DE OLHO NELES

O discurso dos jogadores do Náutico para o duelo contra o Vitória guarda uma coisa em comum: o cuidado que se deve ter com as bolas paradas do Rubro-negro. Na análise de alguns atletas alvirrubros, trata-se de um ponto forte do adversário deste sábado, na Arena Pernambuco. Porém, apesar de chegarem muito ao gol adversário usando isto como arma, apenas quatro dos 22 gols dos baianos foram de jogadas em que a bola parada aparece.

- Nós temos visto no futebol atual que a bola parada vem decidindo. Quem tem esse poder ofensivo decide os jogos. O Vitória tem mostrado isso. Eles têm dois zagueiros altos e temos de trabalhar em cima disso. Temos de treinar sempre esse fundamento – disse o volante Fillipe Soutto.

Os gols do Vitória saíram das mais variadas jogadas. Porém, as mais utilizadas são as construídas pelas laterais do campo. E quem deve jogar contra o Náutico são Diego Renan, pela direita, e Mansur, pela esquerda. Desta forma, os baianos fizeram sete gols: um contra o Bragantino, dois contra o Atlético-GO (sendo uma jogada que resultou em pênalti), um contra o Mogi Mirim e três contra o CRB.

Outra forma que o Vitória chega ao gol adversário é dando passes em profundidade. A equipe tem um bom passe no meio campo e os números provam isso: dos 22 gols, 15 tiveram algum tipo de assistência. Ou seja, não nasceram de pênaltis, faltas diretas ou jogadas individuais. O meia Escudero, que ainda não sabe se entra em campo contra o Náutico, é um dos principais articuladores e já marcou quatro gols na Série B.

Já de bolas paradas, bem pouco. Foram apenas quatro gols feitos dessa forma: contra o Oeste, dois contra o Criciúma e um contra o Bahia. A principal arma do Rubro-negro é bem conhecida do time alvirrubro: Elton, que foi artilheiro do Campeonato Pernambucano de 2013 marcando 17 gols com a camisa do Náutico, também é o goleador do Vitória na Série B, com cinco gols.

O repertório do jogador é variado: já fez gol de pé esquerdo, de pé direito e de cabeça. Quem também busca o gol é outro ex-alvirrubro: Rhayner, que jogou em 2012 no Náutico e usa a sua velocidade pelos lados da grande área para auxiliar na missão de fazer gols.

- Conhecemos Rhayner, que é um jogador muito intenso e muito perigoso. Mas temos de nos preocupar com todos porque ele não consegue jogar sozinho. Temos de nos preocupar com todos os setores deles e explorar os lados negativos. Sabemos que a bola parada deles é forte. E também vamos ver um pouco mais nos vídeos – disse o meia Rogerinho.

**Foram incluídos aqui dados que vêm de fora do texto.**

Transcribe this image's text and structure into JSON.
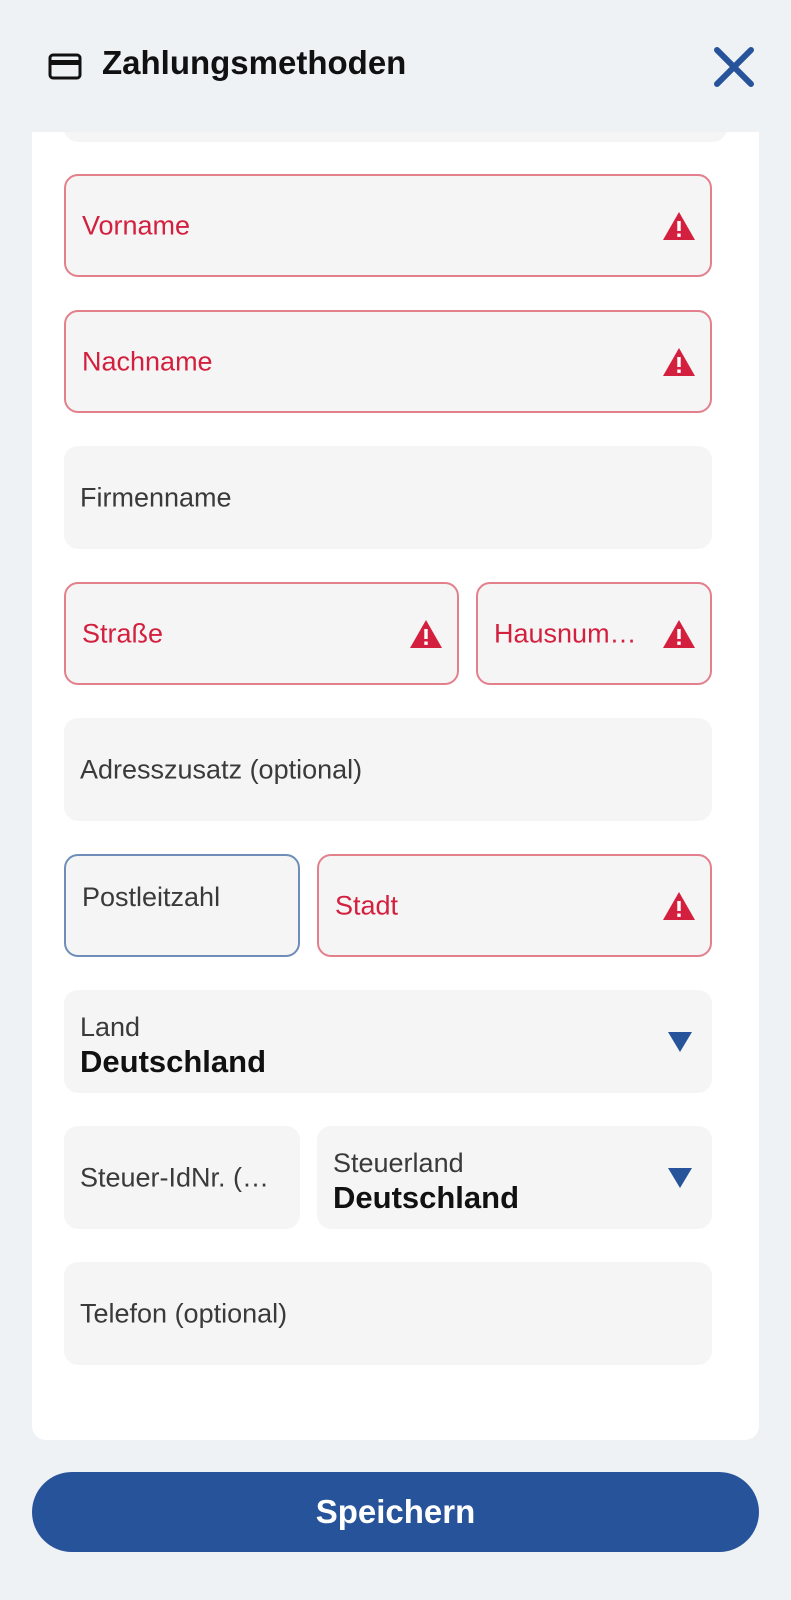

Por: Daniel Gomes/Globo Esporte
Foto: Imprensa Náutico

5 respostas a DE OLHO NELES

  1. MARCIO MACIEL disse:

    FELLIPE SOUTTO…AINDA ESPERAM QUE JOGUE BOLA…O CARA É LERDO, SEM VONTADE E SEM FUTEBOL…MAS COM LISCA TUDO É POSSÍVEL.

  2. HAMILTON disse:

    VAMOS GANHAR SIMCOM CERTEZA PODE SER COM GOL DEBUNDA MAS VAMOS VENCER, E LA NA ARENA ESTAREI COM CERTEZA NÁUTICO 2 X 0 BICHONAS BAIANAS.SAUDAÇÕES ALVIRRUBRAS.

  3. colorau disse:

    porra de arena
    ng vai pra arena do lava jato
    ng lá
    quem for não é alvirrubro
    ng vai ser humilhado lá não
    bando de bestas torcedor do nautico não vai mais pra essa arena

    ARENA VAZIA PESSOAL NG LÁ

  4. Leinad Monte disse:

    Rogerinho não TEM que fazer comentários e nem ver VIDEOS: tem que VER onde esqueceu o futebol dele (se é que já teve algum dia)que até agora não entrou em campo.
    Todos esses pontos altos que o Vitória tem e aplica, faltam ao Náutico.
    Vejamos: falta alguém que cobre faltas e escanteios, falta quem lance em profundidade, quem jogue bem pelas laterais, quem faça gols…e falta uma defesa sólida, que mereça a confiança dos primeiros jogos. Até o Fabiano Eller e o Júlio César têm falhado em lances bisonhos. E decisivos.
    O Náutico não consegue mais vencer por dois gols de diferença; e muito menos segurar um placar positivo por muito tempo. Não sabe administrar o resultado.
    Mesmo assim estamos na ponta da tabela, e precisamos continuar indo à Arena e incentivar até o apito final.

    Saudações Aristocráticas para os verdadeiros alvirrubros.